As wonderful and crazy as the weekend was, I'm getting further and further behind on preparations for Christmas. Cards are not done. Shopping is not done. Baking is not done. House is not quite clean and certainly not entirely decorated. I'm definitely feeling the seasonal stress. Note to self: Read that post on 1st Corinthians 13 one more time.

P.S. Check out Therese Borchard's wonderful blog Beyond Blue on Beliefnet. Her Holiday Survival Thoughts are a stitch!

Thursday, December 06, 2007

A Christmas I Corinthians 13

One of my e-friends sent this to me today. I love it! A recovering perfectionist, I needed to be reminded of the principles in here before I started feeling too sorry for myself for not having Christmas in the bag yet.

It's been a rough day. I've spent the past 8 hours or so in or traveling to or from a hospital emergency room. Kevin was transported today from work for a possible heart attack. As it turned out, it wasn't one, but my best-laid plans of what I was going to accomplish tonight went up in smoke. I needed to be reminded. We all do.

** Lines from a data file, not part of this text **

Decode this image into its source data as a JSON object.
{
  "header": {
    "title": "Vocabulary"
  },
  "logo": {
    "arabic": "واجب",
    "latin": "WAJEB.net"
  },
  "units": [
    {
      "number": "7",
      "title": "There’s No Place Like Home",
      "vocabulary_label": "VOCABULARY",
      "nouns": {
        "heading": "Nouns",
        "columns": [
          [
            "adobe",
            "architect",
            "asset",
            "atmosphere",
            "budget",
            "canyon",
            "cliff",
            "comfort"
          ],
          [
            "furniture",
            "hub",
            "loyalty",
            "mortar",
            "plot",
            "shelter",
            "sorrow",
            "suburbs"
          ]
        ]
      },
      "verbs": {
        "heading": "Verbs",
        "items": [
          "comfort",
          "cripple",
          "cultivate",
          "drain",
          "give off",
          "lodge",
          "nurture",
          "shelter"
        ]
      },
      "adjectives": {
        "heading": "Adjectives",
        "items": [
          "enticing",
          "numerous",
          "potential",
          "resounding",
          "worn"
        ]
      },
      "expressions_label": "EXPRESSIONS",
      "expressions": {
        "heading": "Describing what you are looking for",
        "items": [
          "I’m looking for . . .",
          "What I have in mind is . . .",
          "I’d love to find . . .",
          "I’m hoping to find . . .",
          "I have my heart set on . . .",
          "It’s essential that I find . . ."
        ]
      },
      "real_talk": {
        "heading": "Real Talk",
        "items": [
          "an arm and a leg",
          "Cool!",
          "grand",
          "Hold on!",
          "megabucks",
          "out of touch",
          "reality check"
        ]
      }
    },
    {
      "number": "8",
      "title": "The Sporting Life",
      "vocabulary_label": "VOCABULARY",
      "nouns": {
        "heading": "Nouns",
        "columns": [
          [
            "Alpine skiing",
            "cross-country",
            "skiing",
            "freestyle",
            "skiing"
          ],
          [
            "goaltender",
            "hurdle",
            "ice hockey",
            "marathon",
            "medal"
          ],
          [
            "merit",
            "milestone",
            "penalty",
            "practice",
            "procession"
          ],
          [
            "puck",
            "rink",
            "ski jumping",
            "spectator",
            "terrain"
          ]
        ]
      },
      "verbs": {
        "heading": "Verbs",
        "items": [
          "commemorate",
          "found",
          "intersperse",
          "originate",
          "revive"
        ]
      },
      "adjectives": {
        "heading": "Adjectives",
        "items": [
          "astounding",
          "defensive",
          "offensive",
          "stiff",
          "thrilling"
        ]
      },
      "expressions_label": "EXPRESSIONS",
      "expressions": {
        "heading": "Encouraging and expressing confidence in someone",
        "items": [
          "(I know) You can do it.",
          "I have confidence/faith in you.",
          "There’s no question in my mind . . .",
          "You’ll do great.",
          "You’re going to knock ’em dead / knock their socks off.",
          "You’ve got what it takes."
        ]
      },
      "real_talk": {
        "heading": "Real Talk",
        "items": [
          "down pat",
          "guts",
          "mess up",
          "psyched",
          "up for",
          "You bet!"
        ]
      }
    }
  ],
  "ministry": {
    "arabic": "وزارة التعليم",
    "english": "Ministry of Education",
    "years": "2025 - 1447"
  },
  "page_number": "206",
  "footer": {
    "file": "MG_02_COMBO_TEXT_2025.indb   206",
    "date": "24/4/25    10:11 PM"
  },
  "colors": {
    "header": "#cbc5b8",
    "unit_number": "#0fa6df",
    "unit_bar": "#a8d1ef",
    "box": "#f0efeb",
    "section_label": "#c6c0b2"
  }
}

If I decorate my house perfectly with plaid bows, strands of twinkling lights and shiny balls, but do not show love to my family, I'm just another decorator.

If I slave away in the kitchen, baking dozens of Christmas cookies, preparing gourmet meals and arranging a beautifully adorned table at mealtime, but do not show love to my family, I'm just another cook.

If I work at the soup kitchen, carol in the nursing home and give all that I have to charity, but do not show love to my family, it profits me nothing.

If I trim the spruce with shimmering angels and crocheted snowflakes, attend a myriad of holiday parties and sing in the choir's cantata but do not focus on Christ, I have missed the point.

Love stops the cooking to hug the child.

Love sets aside the decorating to kiss the husband.

Love is kind, though harried and tired.

Love doesn't envy another's home that has coordinated Christmas china and table linens.

Love doesn't yell at the kids to get out of the way, but is thankful they are there to be in the way.

Love doesn't give only to those who are able to give in return but rejoices in giving to those who can't.

Love bears all things, believes all things, hopes all things, endures all things.

Love never fails. Video games will break, pearl necklaces will be lost, golf clubs will rust, but giving the gift of love will endure.

Merry Christmas and lots of love to you and yours!

Monday, December 03, 2007

Some of us would give our eye teeth ...

This picture of the actress Jennifer Love Hewitt is generating a lot of press this week. Apparently, the paparazzi caught Miss Love Hewitt in the act of looking like a normal, healthy woman. Some of the comments on TMZ.com, which published this photo and one of her rather average-looking backside, were excoriating. Interestingly, most of the mean ones came from women. The guys were more willing to give her a pass. As one guy said, "I'd still give my left testicle for a piece of that." Food for thought, ladies, food for thought.